The first anime series, Full Metal Alchemist, aired in 2003 and was produced by Studio Bones. It ran for 51 episodes but deviated from the source material. The original narrative concluded with the release of the 2005 film, Conqueror of Shamballa.

Bones also produced the second anime series, Full Metal Alchemist: Brotherhood. The successor series aired in 2010 and ran for 64 episodes, this time adapting the entirety of the manga’s narrative. Brotherhood was generally received better than its predecessor and received an animated film, The Sacred Star of Milos, the year following its conclusion.

Arakawa began her career in 1999 with the release of her Stray Dog one-shot.
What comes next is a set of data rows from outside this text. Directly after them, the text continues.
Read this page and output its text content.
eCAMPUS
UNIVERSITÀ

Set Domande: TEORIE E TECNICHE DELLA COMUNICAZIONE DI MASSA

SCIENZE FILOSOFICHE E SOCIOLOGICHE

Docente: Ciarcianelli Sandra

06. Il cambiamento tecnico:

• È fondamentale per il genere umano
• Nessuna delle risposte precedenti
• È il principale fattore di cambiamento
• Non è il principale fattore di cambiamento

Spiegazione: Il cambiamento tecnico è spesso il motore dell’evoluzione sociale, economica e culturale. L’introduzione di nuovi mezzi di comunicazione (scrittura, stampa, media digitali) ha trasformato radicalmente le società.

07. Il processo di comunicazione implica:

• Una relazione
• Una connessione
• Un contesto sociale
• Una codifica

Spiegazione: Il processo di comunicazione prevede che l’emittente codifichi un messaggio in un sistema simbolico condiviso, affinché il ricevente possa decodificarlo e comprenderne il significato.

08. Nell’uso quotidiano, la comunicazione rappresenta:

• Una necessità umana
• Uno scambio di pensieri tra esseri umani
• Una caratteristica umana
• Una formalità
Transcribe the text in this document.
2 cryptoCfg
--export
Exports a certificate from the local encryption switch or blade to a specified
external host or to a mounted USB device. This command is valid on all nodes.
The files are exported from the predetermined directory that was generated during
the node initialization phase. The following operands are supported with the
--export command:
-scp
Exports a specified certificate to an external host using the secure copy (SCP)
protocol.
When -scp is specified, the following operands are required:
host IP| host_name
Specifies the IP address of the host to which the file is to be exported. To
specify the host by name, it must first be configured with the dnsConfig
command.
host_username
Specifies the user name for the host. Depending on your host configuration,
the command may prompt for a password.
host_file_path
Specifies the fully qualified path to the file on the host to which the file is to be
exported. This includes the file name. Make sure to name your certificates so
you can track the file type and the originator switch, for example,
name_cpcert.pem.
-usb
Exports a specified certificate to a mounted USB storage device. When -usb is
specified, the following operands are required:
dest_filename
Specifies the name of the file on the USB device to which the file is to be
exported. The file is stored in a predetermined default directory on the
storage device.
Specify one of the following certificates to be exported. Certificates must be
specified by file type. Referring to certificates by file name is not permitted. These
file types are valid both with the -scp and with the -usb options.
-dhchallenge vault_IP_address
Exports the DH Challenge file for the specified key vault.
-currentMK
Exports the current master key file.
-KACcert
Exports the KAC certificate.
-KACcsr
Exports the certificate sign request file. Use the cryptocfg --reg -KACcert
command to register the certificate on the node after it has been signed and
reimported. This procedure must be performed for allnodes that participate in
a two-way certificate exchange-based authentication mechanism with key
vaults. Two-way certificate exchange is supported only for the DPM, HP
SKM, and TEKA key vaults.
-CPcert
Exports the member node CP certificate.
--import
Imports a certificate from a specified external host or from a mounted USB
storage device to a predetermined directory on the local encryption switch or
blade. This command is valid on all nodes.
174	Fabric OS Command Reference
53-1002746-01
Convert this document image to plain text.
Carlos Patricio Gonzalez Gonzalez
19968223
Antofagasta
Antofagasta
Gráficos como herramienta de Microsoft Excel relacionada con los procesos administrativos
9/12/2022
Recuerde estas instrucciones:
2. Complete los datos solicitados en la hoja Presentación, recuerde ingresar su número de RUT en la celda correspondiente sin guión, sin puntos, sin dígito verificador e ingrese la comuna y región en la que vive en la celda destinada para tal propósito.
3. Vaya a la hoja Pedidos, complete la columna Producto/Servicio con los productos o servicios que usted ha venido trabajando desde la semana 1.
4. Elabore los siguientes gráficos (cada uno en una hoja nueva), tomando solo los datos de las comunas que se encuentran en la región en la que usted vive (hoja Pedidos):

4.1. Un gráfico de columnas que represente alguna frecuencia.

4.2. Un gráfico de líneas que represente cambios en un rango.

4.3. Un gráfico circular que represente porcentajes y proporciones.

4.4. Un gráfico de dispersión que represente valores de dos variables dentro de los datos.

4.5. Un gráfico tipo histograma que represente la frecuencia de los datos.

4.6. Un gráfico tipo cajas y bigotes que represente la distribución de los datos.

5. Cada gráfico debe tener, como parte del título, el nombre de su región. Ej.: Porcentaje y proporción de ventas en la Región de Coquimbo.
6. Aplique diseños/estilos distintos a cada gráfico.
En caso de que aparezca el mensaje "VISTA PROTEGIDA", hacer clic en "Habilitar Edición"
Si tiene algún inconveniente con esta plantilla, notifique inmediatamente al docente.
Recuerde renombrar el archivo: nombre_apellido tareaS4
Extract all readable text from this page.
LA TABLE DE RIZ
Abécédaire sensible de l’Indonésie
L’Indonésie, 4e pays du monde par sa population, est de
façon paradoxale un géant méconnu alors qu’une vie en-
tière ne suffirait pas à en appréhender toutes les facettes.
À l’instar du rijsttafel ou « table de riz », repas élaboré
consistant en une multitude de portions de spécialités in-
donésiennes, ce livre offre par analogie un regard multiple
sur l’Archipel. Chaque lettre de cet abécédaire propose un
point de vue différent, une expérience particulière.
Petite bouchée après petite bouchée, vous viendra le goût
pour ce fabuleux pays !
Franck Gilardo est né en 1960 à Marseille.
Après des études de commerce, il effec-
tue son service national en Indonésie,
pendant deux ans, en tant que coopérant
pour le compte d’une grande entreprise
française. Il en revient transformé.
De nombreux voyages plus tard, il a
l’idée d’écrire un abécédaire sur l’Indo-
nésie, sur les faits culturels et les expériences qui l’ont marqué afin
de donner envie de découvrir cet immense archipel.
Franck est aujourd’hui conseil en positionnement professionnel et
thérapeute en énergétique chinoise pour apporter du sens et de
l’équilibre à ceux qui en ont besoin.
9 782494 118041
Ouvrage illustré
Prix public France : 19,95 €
Following the conclusion of Full Metal Alchemist, she would find success with another series, Silver Spoon, which ran in Shogakukan’s Weekly Shonen Sunday magazine from 2011 to 2019. Arakawa is currently working on The Heroic Legend of Arslan, which began serialization in 2013. Arakawa launched a new series, Yomi no Tsugai, in Square Enix's Monthly Shonen Gangan magazine this past December.

Viz Media publishes Full Metal Alchemist in English with Yen Press in charge of the digital distribution. Yen Press owns the publishing rights to the Silver Spoon series, while Kodansha USA distributes The Heroic Legend of Arslan.